For seniors recovering from the coronavirus, home health care aides have provided another way to care for at risk adults that might otherwise need to be in a nursing home or adult care facility. 

Both Gov. Andrew Cuomo and Mayor Bill De Blasio have called for an increase in home care to help keep seniors out of the hospital and even help slow the spread of the virus in nursing homes. 


What You Need To Know


  • Home health aides need more support.

  • Older New Yorkers are especially vulnerable to COVID.

  • Home health aides themselves have also died.

  • Home health aides's work can help free up needed hospital space.

"If I were advising a friend, I would say: You have a vulnerable person.
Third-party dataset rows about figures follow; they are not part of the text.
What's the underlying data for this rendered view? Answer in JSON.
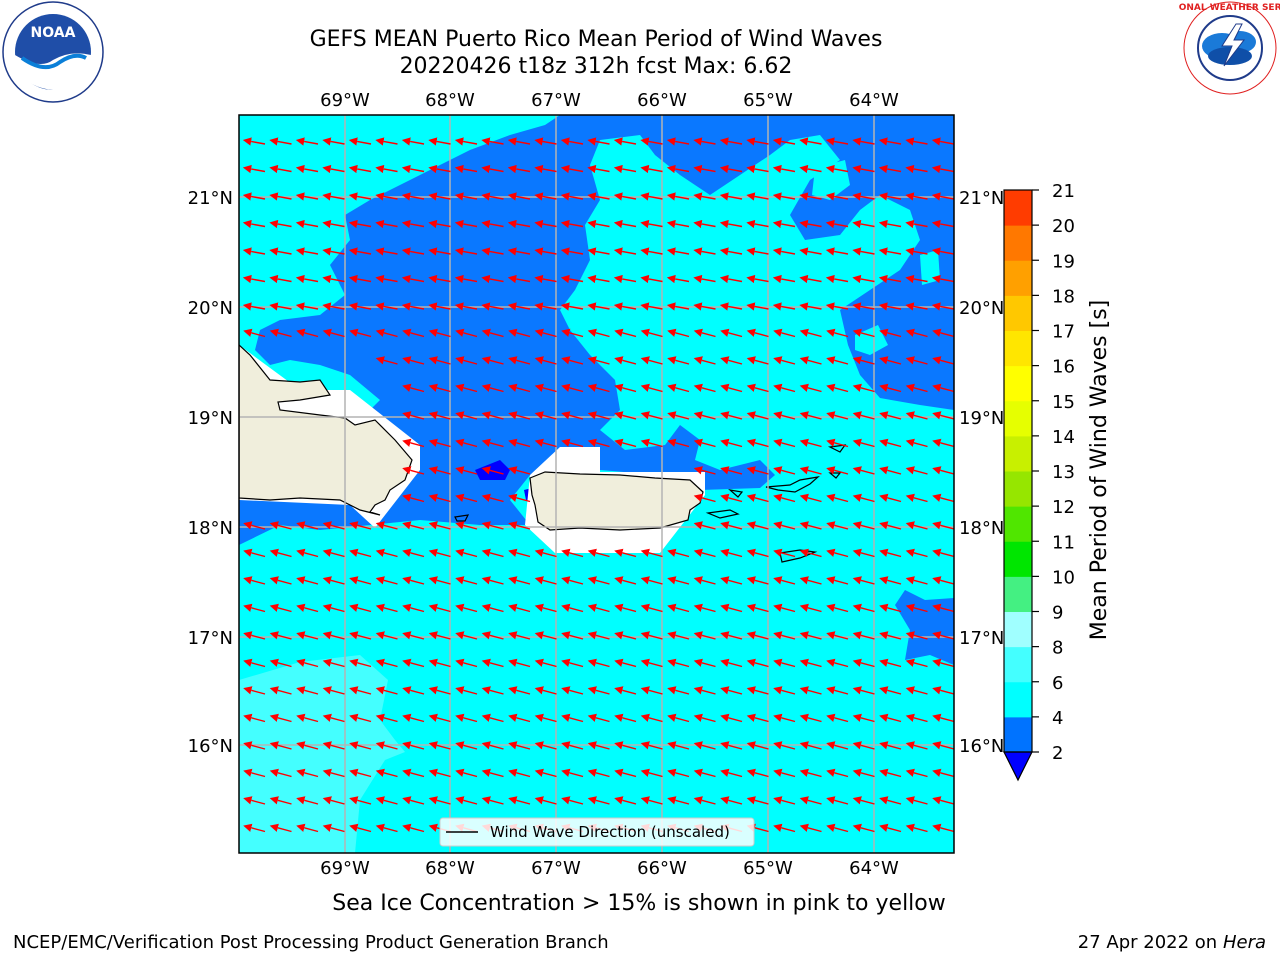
{
  "header": {
    "title_line1": "GEFS MEAN Puerto Rico Mean Period of Wind Waves",
    "title_line2": "20220426 t18z 312h fcst   Max: 6.62"
  },
  "map": {
    "lon_labels": [
      "69°W",
      "68°W",
      "67°W",
      "66°W",
      "65°W",
      "64°W"
    ],
    "lat_labels": [
      "21°N",
      "20°N",
      "19°N",
      "18°N",
      "17°N",
      "16°N"
    ],
    "legend_label": "Wind Wave Direction (unscaled)"
  },
  "colorbar": {
    "label": "Mean Period of Wind Waves [s]",
    "ticks": [
      "2",
      "4",
      "6",
      "8",
      "9",
      "10",
      "11",
      "12",
      "13",
      "14",
      "15",
      "16",
      "17",
      "18",
      "19",
      "20",
      "21"
    ],
    "colors": [
      "#0073ff",
      "#00ffff",
      "#44ffff",
      "#a0ffff",
      "#44f082",
      "#00e600",
      "#50e600",
      "#96e600",
      "#c8f000",
      "#e6ff00",
      "#ffff00",
      "#ffe600",
      "#ffc800",
      "#ffa000",
      "#ff7800",
      "#ff3c00",
      "#ff0000"
    ],
    "under_color": "#0000ff"
  },
  "colors": {
    "ocean_cyan": "#00ffff",
    "ocean_blue": "#0a78ff",
    "deep_blue": "#0000ff",
    "land": "#f0eedc",
    "arrow": "#ff0000",
    "grid": "#b4b4b4"
  },
  "footer": {
    "note": "Sea Ice Concentration > 15% is shown in pink to yellow",
    "left": "NCEP/EMC/Verification Post Processing Product Generation Branch",
    "right_date": "27 Apr 2022 on",
    "right_host": "Hera"
  },
  "logos": {
    "noaa_text": "NOAA",
    "nws_text": "NATIONAL WEATHER SERVICE"
  }
}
Best to keep them at home and not put them in a congregate facility," Cuomo said during an interview on MSNBC. "Keep them in a situation where you have the most control and that is the blunt truth."

But home health care aides have not been left untouched by the virus. 

A survey of six home care agencies showed that 780 home health care aides caught COVID-19 and 33 home aides have died. 

However, these six agencies were also able to take care of 20,000 at risk adults during the past few months, keeping them home and out of the hospital system. 

"By discharging them from the hospital, back home and skipping the step of the nursing home or rehab has really saved, I think, countless lives," siad Michael Arnella, RN, the director of Clinical Services at Accent Care. 

Arnella continued, "And then with the hospitals around 80% COVID at one point, having these other patients go in with DHS, DOPD, diabetes, would overwhelm the system. Home care plays a vital role in any type of emergency situation."